Design and implementation of a directly cooled PV/T

Abstract

Purpose – The purpose of this paper is to design and implement a directly cooled photovoltaic thermal (PV/T) hybrid system. Design/methodology/approach – The research design subjects, instruments and methods that were used to collect data are as detailed in the paper. Two polycrystalline photovoltaic (PV) modules were used in this study. Findings – The directly water-cooled PV module (PV/T) was found to operate better as compared to a naturally cooled module for the first three months. The PV/T initially operated at a higher electrical efficiency for 87 per cent of the day.
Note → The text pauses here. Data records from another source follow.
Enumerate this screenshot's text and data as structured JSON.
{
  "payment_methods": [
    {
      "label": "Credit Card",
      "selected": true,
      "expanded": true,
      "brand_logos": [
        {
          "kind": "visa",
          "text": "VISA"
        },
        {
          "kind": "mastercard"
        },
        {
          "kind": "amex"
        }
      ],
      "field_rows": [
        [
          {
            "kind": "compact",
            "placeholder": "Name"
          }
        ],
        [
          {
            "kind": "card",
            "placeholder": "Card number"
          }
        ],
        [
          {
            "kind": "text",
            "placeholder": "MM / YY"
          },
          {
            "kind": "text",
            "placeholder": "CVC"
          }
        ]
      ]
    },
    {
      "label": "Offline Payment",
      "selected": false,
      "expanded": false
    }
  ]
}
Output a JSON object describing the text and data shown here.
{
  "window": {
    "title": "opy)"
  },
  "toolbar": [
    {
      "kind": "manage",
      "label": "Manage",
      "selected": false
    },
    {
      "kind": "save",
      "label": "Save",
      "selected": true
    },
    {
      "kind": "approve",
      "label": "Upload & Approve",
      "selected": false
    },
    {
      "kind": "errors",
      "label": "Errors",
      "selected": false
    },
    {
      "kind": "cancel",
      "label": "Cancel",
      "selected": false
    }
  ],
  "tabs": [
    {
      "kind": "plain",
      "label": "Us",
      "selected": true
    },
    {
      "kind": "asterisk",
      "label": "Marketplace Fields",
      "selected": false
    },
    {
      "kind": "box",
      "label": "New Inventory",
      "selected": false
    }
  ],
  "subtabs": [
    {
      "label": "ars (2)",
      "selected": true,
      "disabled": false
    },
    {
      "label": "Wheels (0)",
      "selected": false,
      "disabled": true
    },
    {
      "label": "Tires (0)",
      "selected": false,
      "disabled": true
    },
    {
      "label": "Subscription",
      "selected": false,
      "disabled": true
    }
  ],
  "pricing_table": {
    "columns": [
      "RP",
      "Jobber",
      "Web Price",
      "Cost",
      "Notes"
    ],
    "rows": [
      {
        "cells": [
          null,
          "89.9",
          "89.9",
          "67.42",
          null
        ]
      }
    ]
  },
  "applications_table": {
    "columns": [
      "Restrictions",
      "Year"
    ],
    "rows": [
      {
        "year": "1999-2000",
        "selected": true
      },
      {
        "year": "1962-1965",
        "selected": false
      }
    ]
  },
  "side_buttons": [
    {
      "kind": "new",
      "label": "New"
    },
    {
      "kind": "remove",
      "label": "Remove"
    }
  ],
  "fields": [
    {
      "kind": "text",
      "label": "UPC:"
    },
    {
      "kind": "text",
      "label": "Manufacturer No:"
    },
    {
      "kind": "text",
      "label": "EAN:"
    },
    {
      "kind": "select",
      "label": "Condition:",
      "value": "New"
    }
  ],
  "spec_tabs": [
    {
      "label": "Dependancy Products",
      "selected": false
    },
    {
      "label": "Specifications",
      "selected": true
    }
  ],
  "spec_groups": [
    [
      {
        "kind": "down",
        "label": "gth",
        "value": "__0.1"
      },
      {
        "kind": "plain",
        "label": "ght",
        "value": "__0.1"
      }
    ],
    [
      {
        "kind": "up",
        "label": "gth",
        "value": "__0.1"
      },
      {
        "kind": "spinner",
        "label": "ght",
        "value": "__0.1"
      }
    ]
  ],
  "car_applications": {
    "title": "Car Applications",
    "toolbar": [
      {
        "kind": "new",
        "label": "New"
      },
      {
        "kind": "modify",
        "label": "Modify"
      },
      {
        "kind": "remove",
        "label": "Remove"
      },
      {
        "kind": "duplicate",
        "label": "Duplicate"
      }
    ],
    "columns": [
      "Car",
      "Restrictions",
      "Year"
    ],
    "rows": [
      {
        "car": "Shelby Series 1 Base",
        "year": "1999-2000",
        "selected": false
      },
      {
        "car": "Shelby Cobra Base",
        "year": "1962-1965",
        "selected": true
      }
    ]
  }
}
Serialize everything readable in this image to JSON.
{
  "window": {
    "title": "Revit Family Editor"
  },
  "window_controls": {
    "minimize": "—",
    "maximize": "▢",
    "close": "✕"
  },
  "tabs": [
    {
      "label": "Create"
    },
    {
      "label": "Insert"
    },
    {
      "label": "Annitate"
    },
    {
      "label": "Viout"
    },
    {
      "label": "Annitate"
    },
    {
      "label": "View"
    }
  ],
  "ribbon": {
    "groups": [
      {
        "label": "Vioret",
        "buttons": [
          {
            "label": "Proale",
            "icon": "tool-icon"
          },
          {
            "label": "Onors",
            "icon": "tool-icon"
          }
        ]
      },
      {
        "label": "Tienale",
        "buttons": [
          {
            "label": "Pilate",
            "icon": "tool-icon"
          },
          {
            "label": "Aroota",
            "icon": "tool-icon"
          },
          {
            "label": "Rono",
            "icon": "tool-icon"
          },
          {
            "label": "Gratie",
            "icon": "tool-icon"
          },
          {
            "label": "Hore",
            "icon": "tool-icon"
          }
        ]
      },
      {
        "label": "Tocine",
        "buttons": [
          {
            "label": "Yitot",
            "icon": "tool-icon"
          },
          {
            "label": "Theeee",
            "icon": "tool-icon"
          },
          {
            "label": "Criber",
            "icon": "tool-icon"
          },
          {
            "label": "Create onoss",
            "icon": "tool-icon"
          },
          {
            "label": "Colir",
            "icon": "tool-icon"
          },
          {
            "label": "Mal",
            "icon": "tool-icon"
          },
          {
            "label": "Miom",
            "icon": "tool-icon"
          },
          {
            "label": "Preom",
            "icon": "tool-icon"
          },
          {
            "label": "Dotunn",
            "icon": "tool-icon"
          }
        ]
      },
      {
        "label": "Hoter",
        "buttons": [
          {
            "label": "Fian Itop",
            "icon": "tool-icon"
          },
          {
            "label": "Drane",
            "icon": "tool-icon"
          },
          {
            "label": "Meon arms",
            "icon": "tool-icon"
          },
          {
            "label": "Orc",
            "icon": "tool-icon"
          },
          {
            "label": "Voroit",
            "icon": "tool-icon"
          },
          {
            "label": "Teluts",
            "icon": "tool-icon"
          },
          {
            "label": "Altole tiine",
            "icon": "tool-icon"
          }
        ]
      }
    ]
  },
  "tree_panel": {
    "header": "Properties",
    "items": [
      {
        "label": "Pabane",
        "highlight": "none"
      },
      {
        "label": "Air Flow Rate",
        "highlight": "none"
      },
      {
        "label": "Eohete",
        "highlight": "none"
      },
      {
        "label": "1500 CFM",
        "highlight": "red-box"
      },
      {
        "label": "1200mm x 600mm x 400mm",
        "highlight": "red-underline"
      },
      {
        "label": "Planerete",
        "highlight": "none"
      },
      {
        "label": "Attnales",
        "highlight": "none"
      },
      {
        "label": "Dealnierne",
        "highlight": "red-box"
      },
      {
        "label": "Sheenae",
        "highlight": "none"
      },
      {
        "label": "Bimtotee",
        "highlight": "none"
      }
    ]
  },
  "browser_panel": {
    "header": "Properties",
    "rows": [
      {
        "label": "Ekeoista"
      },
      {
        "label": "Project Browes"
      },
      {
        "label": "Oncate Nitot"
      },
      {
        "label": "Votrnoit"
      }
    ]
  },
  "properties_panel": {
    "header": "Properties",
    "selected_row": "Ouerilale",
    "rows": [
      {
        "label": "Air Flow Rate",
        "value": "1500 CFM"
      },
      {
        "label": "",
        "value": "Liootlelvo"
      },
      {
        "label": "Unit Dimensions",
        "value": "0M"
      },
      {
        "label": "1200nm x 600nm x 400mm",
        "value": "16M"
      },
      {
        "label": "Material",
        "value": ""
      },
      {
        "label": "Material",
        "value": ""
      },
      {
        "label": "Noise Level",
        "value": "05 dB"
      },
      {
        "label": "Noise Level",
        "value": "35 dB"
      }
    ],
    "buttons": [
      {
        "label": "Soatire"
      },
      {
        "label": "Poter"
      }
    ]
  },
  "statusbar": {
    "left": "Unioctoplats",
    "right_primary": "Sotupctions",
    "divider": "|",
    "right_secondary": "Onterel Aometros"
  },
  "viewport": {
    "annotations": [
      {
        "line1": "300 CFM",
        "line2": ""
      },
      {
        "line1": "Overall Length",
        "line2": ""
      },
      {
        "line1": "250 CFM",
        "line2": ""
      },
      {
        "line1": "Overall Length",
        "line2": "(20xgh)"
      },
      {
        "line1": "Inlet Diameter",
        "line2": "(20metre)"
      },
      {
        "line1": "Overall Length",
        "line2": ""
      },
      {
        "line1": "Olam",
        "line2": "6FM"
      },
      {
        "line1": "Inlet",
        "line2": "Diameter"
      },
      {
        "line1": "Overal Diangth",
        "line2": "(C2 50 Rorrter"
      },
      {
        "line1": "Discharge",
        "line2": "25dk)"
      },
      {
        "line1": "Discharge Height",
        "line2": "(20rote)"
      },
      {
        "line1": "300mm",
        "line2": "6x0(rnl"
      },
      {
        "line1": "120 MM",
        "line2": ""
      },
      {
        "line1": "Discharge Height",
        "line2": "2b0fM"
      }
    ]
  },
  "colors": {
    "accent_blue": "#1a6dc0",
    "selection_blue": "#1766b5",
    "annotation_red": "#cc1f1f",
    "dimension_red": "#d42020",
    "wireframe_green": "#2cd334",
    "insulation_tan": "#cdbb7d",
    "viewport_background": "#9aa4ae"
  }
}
The monthly energy-saving efficiency of the PV/T was found to be approximately 61 per cent, while the solar utilisation of the naturally cooled PV module M1 was found to be 8.79 per cent and that of M2 was 47.93 per cent. Research limitations/implications – The major limitation was the continued drop in efficiency after the first three months of the PV/T placed outdoors. The fall in the efficiency was attributed to water ingress. Practical implications – Direct water cooling of PV modules is possible, only that a better sealing is needed to prevent water ingress. Originality/value – PV air cooling has been researched on. Use of water as a cooling medium has been carried out using serpentine pipes or riser tube, and no direct water cooling on the back of the module has been researched on.